Quinn Makes Idle Threats to Close Facilities
Gov. Pat Quinn has threatened in a press conference to close seven Illinois state facilities, including two prisons and centers for the mentally ill and developmentally disabled. The facilities won’t ultimately be closed because there is no place for the wrongdoers, ill and infirm to go.
Yet these people have become pawns in a budget controversy that pits Quinn against the legislature, doctors and hospitals, state employee unions and probably the federal courts.
There has to be a better way to resolve conflict than governing by press conference.
The background is this. Prior to the 2010 elections, which he won very narrowly, Gov. Quinn inked a pact with pleased state employee unions that promised no layoffs if he were elected. This was to go along with contractual pay increases negotiated earlier to go in effect in 2011.
This spring the Illinois House, with support from both Democrats and Republicans, crafted a budget that severely cut several state agencies on the premise that lawmakers would budget no more dollars than the revenues projected to come in during the year.
The budget provided much less than Quinn had requested and induced him to spurn the pay increases and no layoff pledge and then to threaten the facility closures.
Quinn also imposed reduction vetoes in the budget bill that would reduce spending for medical care by about $300 million. “Accept my reductions and I won’t close the facilities,” says Quinn.
But the reductions would come from payments to hospitals and doctors, who claim they are already woefully underpaid for their services. And they have strong support in the legislature, especially from Republican lawmakers who were otherwise pleased with the overall budget cutting.
Budgeting is about the politics of who gets what. And nobody wants less. Further, state government budgeting is largely about providing services to people— school kids, college students, foster children, the ill, infirm, prisoners. I figure that about 5-6 million of the state’s 12-plus million residents receive state services of one kind or another and often more than one service per person.
In the past decade the legislature and governor simply budgeted what they felt needed to be spent, without worrying about how much was coming in via taxes. As a result, Illinois overspent by about $3 billion a year and went deep into debt.
So the income tax was increased to cover the annual over-spending and maybe start to whittle down the backlog of bills. Even with the new tax money, the budget is tight.
Yet few lawmakers and citizens are willing to throw disabled children and adults onto the streets, and prisons are already significantly overcrowded. Shoe-horning more inmates into fewer prisons would probably invite a federal lawsuit that would claim inmates are being denied basic human rights. A recent federal court decision in California is, for example, forcing that state to find more room for its prisoners.
Some day the state institutions for the developmentally disabled may be closed, with the residents transferred to community-based facilities, but I don’t think the communities are ready for the residents just yet.

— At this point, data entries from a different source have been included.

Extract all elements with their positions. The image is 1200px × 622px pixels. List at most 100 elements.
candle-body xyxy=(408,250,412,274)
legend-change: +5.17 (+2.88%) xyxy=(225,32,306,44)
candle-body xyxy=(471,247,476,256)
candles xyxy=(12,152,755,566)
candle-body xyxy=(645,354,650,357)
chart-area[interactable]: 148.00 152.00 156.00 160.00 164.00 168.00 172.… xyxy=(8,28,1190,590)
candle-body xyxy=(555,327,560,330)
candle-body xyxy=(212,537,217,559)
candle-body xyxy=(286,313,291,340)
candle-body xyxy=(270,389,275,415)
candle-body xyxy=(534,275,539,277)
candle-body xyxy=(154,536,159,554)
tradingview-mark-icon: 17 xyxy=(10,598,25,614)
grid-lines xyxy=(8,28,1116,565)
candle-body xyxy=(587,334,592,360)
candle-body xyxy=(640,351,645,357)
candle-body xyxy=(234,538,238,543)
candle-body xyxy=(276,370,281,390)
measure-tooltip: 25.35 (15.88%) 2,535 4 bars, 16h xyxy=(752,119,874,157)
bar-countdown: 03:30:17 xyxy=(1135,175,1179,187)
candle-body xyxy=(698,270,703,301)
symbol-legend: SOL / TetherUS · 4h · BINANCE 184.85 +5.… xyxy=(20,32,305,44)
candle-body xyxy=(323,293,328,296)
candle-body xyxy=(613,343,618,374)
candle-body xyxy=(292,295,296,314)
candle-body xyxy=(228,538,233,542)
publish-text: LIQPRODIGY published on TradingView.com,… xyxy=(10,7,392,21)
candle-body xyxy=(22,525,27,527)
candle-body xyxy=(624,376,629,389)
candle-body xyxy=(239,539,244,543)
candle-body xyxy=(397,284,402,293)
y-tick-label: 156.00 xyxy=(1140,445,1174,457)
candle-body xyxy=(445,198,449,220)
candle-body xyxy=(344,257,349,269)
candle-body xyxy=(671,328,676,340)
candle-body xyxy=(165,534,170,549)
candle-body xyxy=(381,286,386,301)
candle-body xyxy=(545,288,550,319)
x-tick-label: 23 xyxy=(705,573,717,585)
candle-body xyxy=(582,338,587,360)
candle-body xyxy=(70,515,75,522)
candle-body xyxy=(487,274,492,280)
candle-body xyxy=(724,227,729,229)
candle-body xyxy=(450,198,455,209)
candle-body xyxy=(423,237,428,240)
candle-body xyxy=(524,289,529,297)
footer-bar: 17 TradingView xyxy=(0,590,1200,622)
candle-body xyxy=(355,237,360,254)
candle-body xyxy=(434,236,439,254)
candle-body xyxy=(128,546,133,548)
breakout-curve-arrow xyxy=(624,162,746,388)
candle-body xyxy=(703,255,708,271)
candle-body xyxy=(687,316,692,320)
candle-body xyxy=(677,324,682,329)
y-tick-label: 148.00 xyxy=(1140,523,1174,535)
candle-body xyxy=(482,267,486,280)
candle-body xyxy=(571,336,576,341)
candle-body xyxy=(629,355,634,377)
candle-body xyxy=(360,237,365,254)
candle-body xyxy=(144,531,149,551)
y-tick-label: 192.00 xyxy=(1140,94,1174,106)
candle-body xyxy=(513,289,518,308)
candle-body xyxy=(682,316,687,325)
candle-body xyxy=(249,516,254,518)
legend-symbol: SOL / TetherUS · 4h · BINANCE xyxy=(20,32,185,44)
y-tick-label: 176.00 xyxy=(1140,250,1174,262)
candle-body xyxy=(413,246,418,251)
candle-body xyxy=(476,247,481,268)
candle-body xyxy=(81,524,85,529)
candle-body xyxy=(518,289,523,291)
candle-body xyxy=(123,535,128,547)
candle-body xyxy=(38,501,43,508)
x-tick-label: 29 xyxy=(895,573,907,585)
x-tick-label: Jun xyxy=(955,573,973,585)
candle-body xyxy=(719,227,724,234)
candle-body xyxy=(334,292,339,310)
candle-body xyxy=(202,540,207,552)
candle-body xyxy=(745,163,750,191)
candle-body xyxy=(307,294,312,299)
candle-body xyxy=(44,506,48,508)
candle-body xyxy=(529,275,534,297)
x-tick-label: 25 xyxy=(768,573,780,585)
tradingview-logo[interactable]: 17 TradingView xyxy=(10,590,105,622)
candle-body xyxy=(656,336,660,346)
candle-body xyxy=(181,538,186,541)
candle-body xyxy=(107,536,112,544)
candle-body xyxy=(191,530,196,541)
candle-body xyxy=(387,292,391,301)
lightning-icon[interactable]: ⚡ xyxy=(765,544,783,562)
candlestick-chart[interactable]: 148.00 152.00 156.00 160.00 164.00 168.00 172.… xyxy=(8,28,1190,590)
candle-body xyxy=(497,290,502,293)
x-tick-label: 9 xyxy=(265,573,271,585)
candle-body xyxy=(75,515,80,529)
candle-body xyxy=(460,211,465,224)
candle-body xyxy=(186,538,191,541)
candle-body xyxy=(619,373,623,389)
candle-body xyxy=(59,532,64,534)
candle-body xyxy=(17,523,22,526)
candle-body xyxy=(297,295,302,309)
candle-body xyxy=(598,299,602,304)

The likely result of the present contretemps between governor and lawmakers and interest groups will be adjustments in the budget to allow the threatened institutions to continue operating, but without funding for pay increases to state employees. The employee unions will fight out that contractual issue in court.
A better approach than government by press conference would be for the governor and legislative leaders to sit down and hash out the actual problems between a legislative budget that may have been too austere for certain agencies and a governor who was overly generous in his commitments before the election.